Fifth, a firm could also choose to open a new establishment in a municipality if it believes there is enough local demand for its product. Even though we exclude retail and wholesale firms from our analysis, we still believe that market access can be an important mechanism for the firms in our sample. For instance, a business service firm might want to open an establishment near to manufacturing or service firms in order to be close to its (potential) clients. On the other hand, a firm might want to locate in Copenhagen, in another port city, or near the German border, in order to be more exposed to international markets.

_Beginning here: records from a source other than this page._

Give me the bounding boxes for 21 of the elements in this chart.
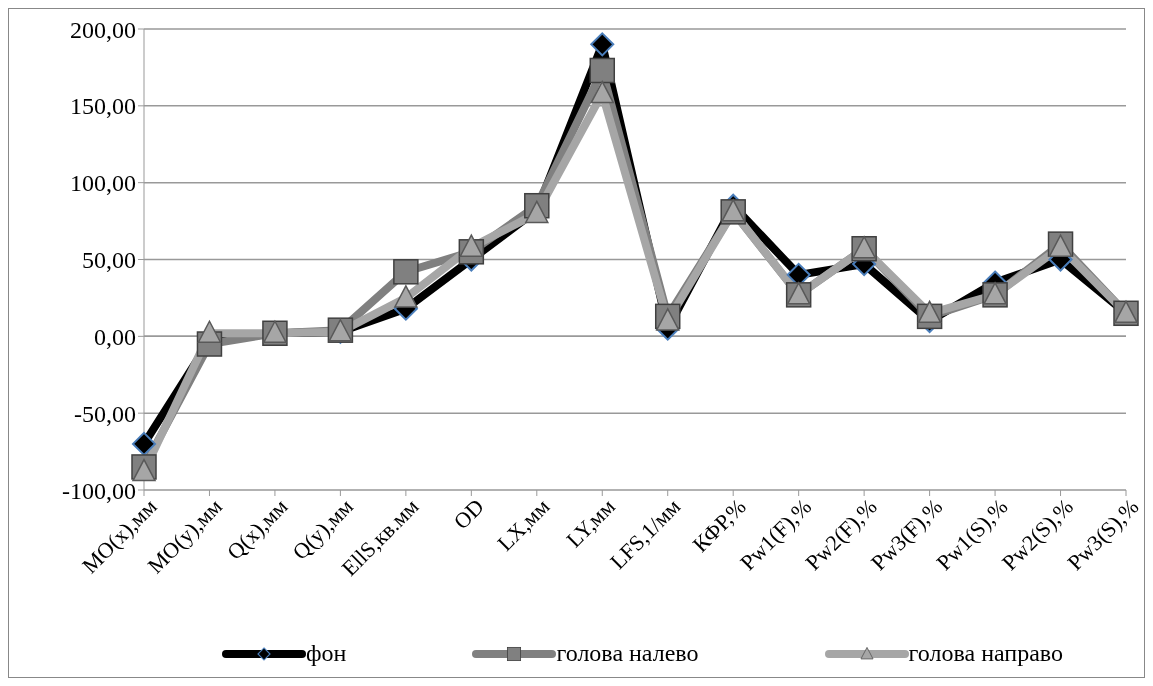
point (589, 57, 616, 84)
y-tick-label: 0,00 (94, 323, 136, 350)
y-tick-label: 50,00 (82, 247, 136, 274)
point (590, 80, 615, 104)
point (459, 234, 484, 257)
point (393, 259, 419, 285)
point (132, 431, 156, 456)
x-tick-label: OD (448, 493, 489, 535)
point (394, 285, 418, 308)
legend-label: голова направо (908, 640, 1063, 667)
y-tick-label: 150,00 (70, 93, 136, 120)
point (917, 300, 942, 324)
y-tick-label: 100,00 (70, 170, 136, 197)
point (197, 320, 222, 344)
y-tick-label: -100,00 (62, 477, 136, 504)
legend-label: голова налево (556, 640, 699, 667)
y-tick-label: -50,00 (74, 400, 136, 427)
y-tick-label: 200,00 (70, 16, 136, 43)
legend-label: фон (306, 640, 347, 667)
point (655, 308, 680, 331)
point (590, 32, 615, 57)
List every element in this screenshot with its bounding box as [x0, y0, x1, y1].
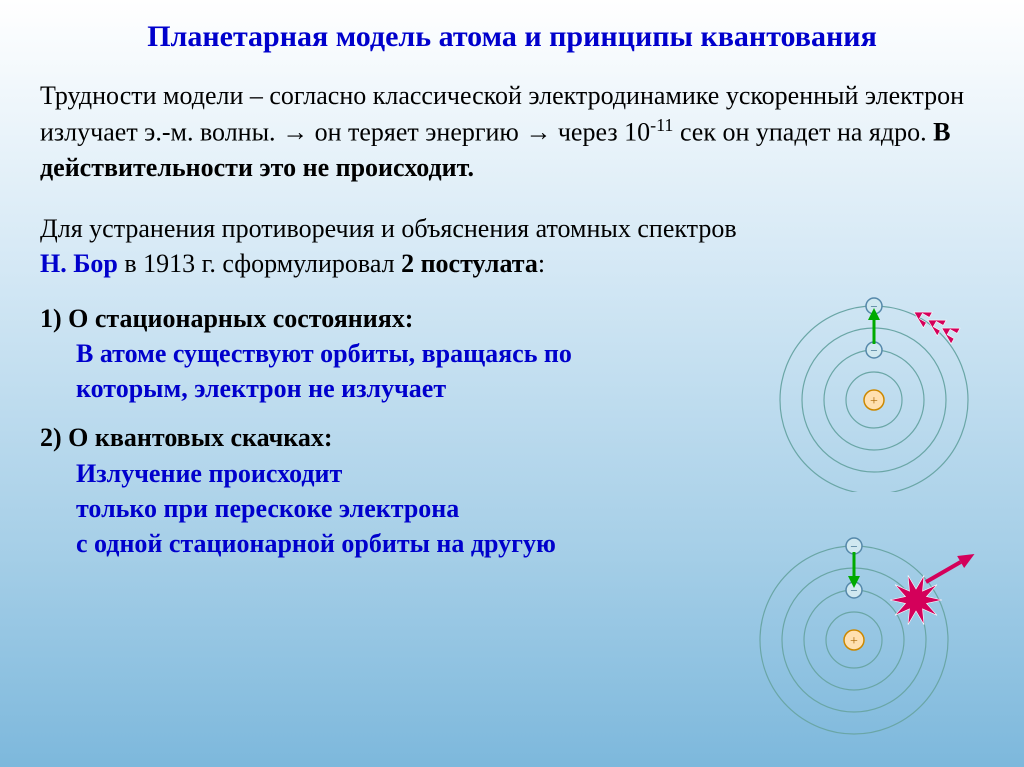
p1-text-c: через 10	[551, 118, 650, 147]
postulate-2: 2) О квантовых скачках: Излучение происх…	[40, 420, 660, 560]
svg-text:+: +	[850, 634, 858, 649]
emission-diagram: + − −	[744, 512, 984, 742]
postulate-1-title: 1) О стационарных состояниях:	[40, 304, 413, 333]
arrow-glyph-1: →	[282, 118, 308, 147]
p2-mid: в 1913 г. сформулировал	[118, 249, 401, 278]
postulate-1-body: В атоме существуют орбиты, вращаясь по к…	[40, 336, 660, 406]
postulate-2-body: Излучение происходит только при перескок…	[40, 456, 660, 561]
svg-text:+: +	[870, 394, 878, 409]
bohr-name: Н. Бор	[40, 249, 118, 278]
postulate-2-title: 2) О квантовых скачках:	[40, 423, 333, 452]
postulate-1: 1) О стационарных состояниях: В атоме су…	[40, 301, 660, 406]
postulates-count: 2 постулата	[401, 249, 538, 278]
p2-colon: :	[538, 249, 545, 278]
svg-text:−: −	[870, 343, 877, 358]
absorption-diagram: + − −	[764, 282, 984, 492]
p1-text-b: он теряет энергию	[308, 118, 525, 147]
bohr-intro-paragraph: Для устранения противоречия и объяснения…	[40, 211, 800, 281]
slide-title: Планетарная модель атома и принципы кван…	[40, 20, 984, 54]
arrow-glyph-2: →	[525, 118, 551, 147]
svg-text:−: −	[850, 539, 857, 554]
p1-text-d: сек он упадет на ядро.	[673, 118, 933, 147]
exponent: -11	[650, 115, 673, 135]
p2-text-a: Для устранения противоречия и объяснения…	[40, 214, 737, 243]
difficulties-paragraph: Трудности модели – согласно классической…	[40, 78, 984, 185]
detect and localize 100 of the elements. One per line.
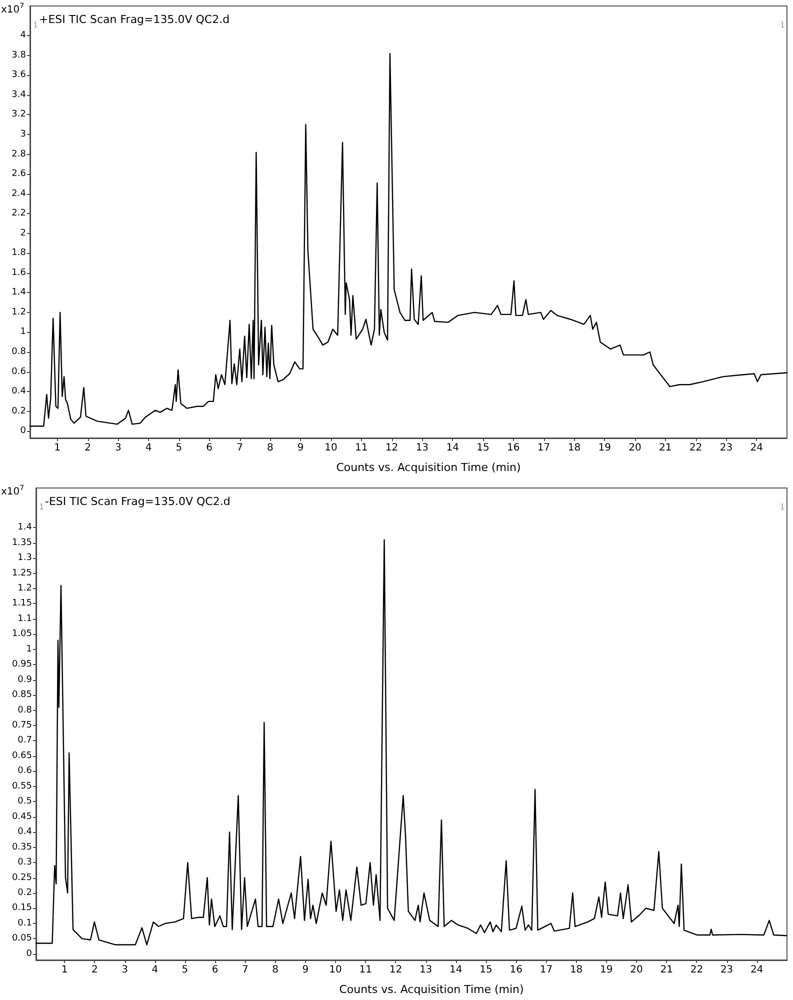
x-tick-label: 8 — [272, 964, 278, 976]
annotation: 1 — [33, 20, 38, 30]
y-tick-label: 2.4 — [12, 188, 26, 199]
y-tick-label: 2.6 — [12, 169, 26, 180]
y-tick-label: 0.6 — [18, 766, 32, 776]
y-tick-label: 0.4 — [12, 386, 26, 397]
y-tick-label: 3 — [20, 130, 26, 140]
x-tick-label: 23 — [720, 442, 733, 454]
y-tick-label: 0.8 — [18, 705, 32, 716]
x-tick-label: 15 — [480, 964, 492, 976]
x-tick-label: 22 — [690, 964, 704, 976]
annotation: 1 — [780, 20, 786, 30]
x-tick-label: 3 — [114, 442, 122, 454]
y-tick-label: 0.85 — [12, 690, 32, 700]
y-tick-label: 0.75 — [12, 720, 32, 731]
y-tick-label: 0.6 — [12, 366, 26, 377]
y-tick-label: 1.05 — [12, 629, 32, 640]
x-tick-label: 24 — [750, 964, 764, 976]
x-tick-label: 17 — [537, 442, 550, 454]
y-axis-title: x10$^{7}$ — [1, 483, 24, 498]
y-tick-label: 0 — [26, 948, 32, 959]
x-tick-label: 2 — [92, 964, 98, 976]
x-tick-label: 9 — [297, 442, 304, 454]
y-tick-label: 4 — [20, 30, 26, 41]
x-tick-label: 1 — [54, 442, 61, 454]
y-tick-label: 1.15 — [12, 598, 32, 609]
y-tick-label: 1 — [20, 327, 26, 338]
x-tick-label: 12 — [389, 964, 402, 976]
y-tick-label: 1.1 — [18, 614, 32, 624]
x-tick-label: 3 — [122, 964, 128, 976]
x-tick-label: 19 — [600, 964, 613, 976]
y-tick-label: 1.6 — [12, 268, 26, 278]
y-tick-label: 0.55 — [12, 781, 32, 792]
x-tick-label: 6 — [206, 442, 213, 454]
y-tick-label: 1 — [26, 644, 32, 654]
y-tick-label: 3.6 — [12, 70, 26, 80]
x-tick-label: 7 — [242, 964, 248, 976]
y-tick-label: 0.8 — [12, 346, 26, 357]
y-tick-label: 2 — [20, 228, 26, 238]
y-tick-label: 0.4 — [18, 827, 32, 838]
x-tick-label: 10 — [329, 964, 342, 976]
x-tick-label: 20 — [628, 442, 642, 454]
x-tick-label: 6 — [212, 964, 218, 976]
x-tick-label: 20 — [630, 964, 643, 976]
x-tick-label: 11 — [359, 964, 372, 976]
y-tick-label: 0.2 — [18, 888, 32, 898]
y-tick-label: 1.3 — [18, 553, 32, 564]
y-tick-label: 0.95 — [12, 660, 32, 670]
x-tick-label: 5 — [176, 442, 182, 454]
y-tick-label: 0 — [20, 426, 26, 436]
y-tick-label: 3.4 — [12, 90, 26, 100]
y-tick-label: 0.45 — [12, 812, 32, 822]
x-tick-label: 10 — [324, 442, 338, 454]
x-tick-label: 14 — [450, 964, 462, 976]
x-tick-label: 23 — [720, 964, 734, 976]
y-tick-label: 0.1 — [18, 918, 32, 928]
x-tick-label: 18 — [570, 964, 583, 976]
x-tick-label: 21 — [659, 442, 672, 454]
x-tick-label: 12 — [385, 442, 398, 454]
x-tick-label: 17 — [540, 964, 553, 976]
x-tick-label: 16 — [507, 442, 520, 454]
text: +ESI TIC Scan Frag=135.0V QC2.d — [39, 13, 230, 26]
x-axis-title: Counts vs. Acquisition Time (min) — [339, 983, 524, 996]
y-tick-label: 0.3 — [18, 858, 32, 868]
y-tick-label: 0.25 — [12, 872, 32, 883]
y-tick-label: 2.8 — [12, 149, 26, 160]
x-tick-label: 18 — [568, 442, 581, 454]
y-tick-label: 3.2 — [12, 110, 26, 120]
x-tick-label: 22 — [689, 442, 702, 454]
y-axis-title: x10$^{7}$ — [1, 1, 24, 16]
y-tick-label: 2.2 — [12, 208, 26, 219]
y-tick-label: 0.65 — [12, 750, 32, 761]
y-tick-label: 0.35 — [12, 842, 32, 852]
x-tick-label: 4 — [152, 964, 158, 976]
x-tick-label: 7 — [236, 442, 243, 454]
x-tick-label: 14 — [446, 442, 459, 454]
line-series — [29, 52, 788, 427]
x-tick-label: 11 — [355, 442, 368, 454]
y-tick-label: 1.35 — [12, 538, 32, 548]
y-tick-label: 0.15 — [12, 903, 32, 914]
x-tick-label: 16 — [510, 964, 522, 976]
y-tick-label: 1.8 — [12, 248, 26, 258]
y-tick-label: 0.2 — [12, 406, 26, 416]
annotation: 1 — [39, 502, 44, 512]
y-tick-label: 1.25 — [12, 568, 32, 578]
y-tick-label: 0.5 — [18, 796, 32, 807]
x-tick-label: 19 — [598, 442, 611, 454]
annotation: 1 — [780, 502, 786, 512]
y-tick-label: 1.2 — [12, 307, 26, 318]
y-tick-label: 1.2 — [18, 583, 32, 594]
y-tick-label: 1.4 — [18, 522, 32, 533]
x-tick-label: 2 — [84, 442, 91, 454]
x-tick-label: 4 — [145, 442, 152, 454]
y-tick-label: 3.8 — [12, 50, 26, 60]
text: -ESI TIC Scan Frag=135.0V QC2.d — [45, 495, 230, 508]
x-tick-label: 24 — [750, 442, 763, 454]
x-tick-label: 13 — [416, 442, 429, 454]
x-tick-label: 13 — [419, 964, 432, 976]
y-tick-label: 0.9 — [18, 674, 32, 685]
y-tick-label: 0.7 — [18, 736, 32, 746]
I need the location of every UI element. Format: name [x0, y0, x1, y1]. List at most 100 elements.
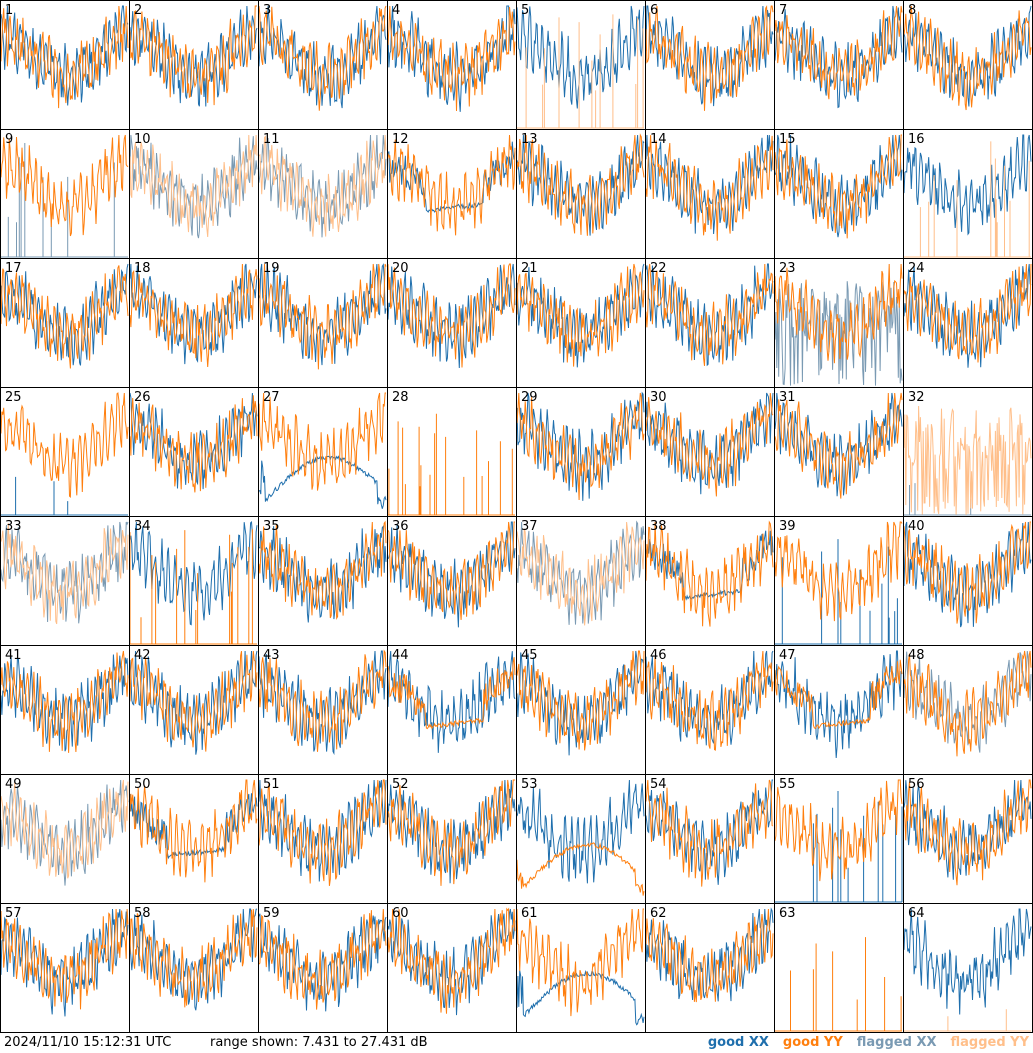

Finally, these changes could also be affected by skill-biased technical change. It has been shown extensively in the literature that technology (including communication and information technology) complements highly educated workers engaged in abstract tasks and substitutes workers performing cognitive and manual tasks (Autor et al. (2003)). Consequently, the in-creases in the ratio of managers to production and clerical workers could be driven by skill-biased technical change. The fact that this ratio seems to be increasing more in the largest municipal-ities, could be explained in part by increases in the skill bias of agglomeration economies, as in Baum-Snow and Pavan (2013).

Two important caveats of our results are worth mentioning. First, we are not able to observe the establishments of a Danish firm outside Denmark, nor its labor force. It is clear that recent trends in globalization have seen an increase in offshoring and foreign outsourcing, especially for manufacturing firms, but also for firms in the business service sector.17 This is consistent with recent reports by Statistics Denmark showing increases in foreign employment held by Danish firms abroad.18 Therefore, our results should probably be interpreted as a lower bound of the actual decentralization patterns within firms. Second, there has also been an increase in outsourcing within national boundaries (Goldschmidt and Schmieder, 2017). We cannot observe this either in our data. In consequence, there could be more occupational specialization and spatial decentralization than the one dictated by the boundaries of the firms.

The results of this paper intend to shed light and motivate future research studying different geographic and economic consequences of changes in firms’ location decisions, for example, changes in the sorting of different types of workers, local productivity, and urban and rural development. Perhaps more importantly, the changes in the spatial organization within firms could be a very important cause explaining the recent diverging trends in urban wage inequality and residential income segregation across and within municipalities and regions.

17For example, through anecdotal evidence we know that a firm from the medical manufacturing industry has a plant in Hungary and is considering expanding its size, while closing the one in Denmark.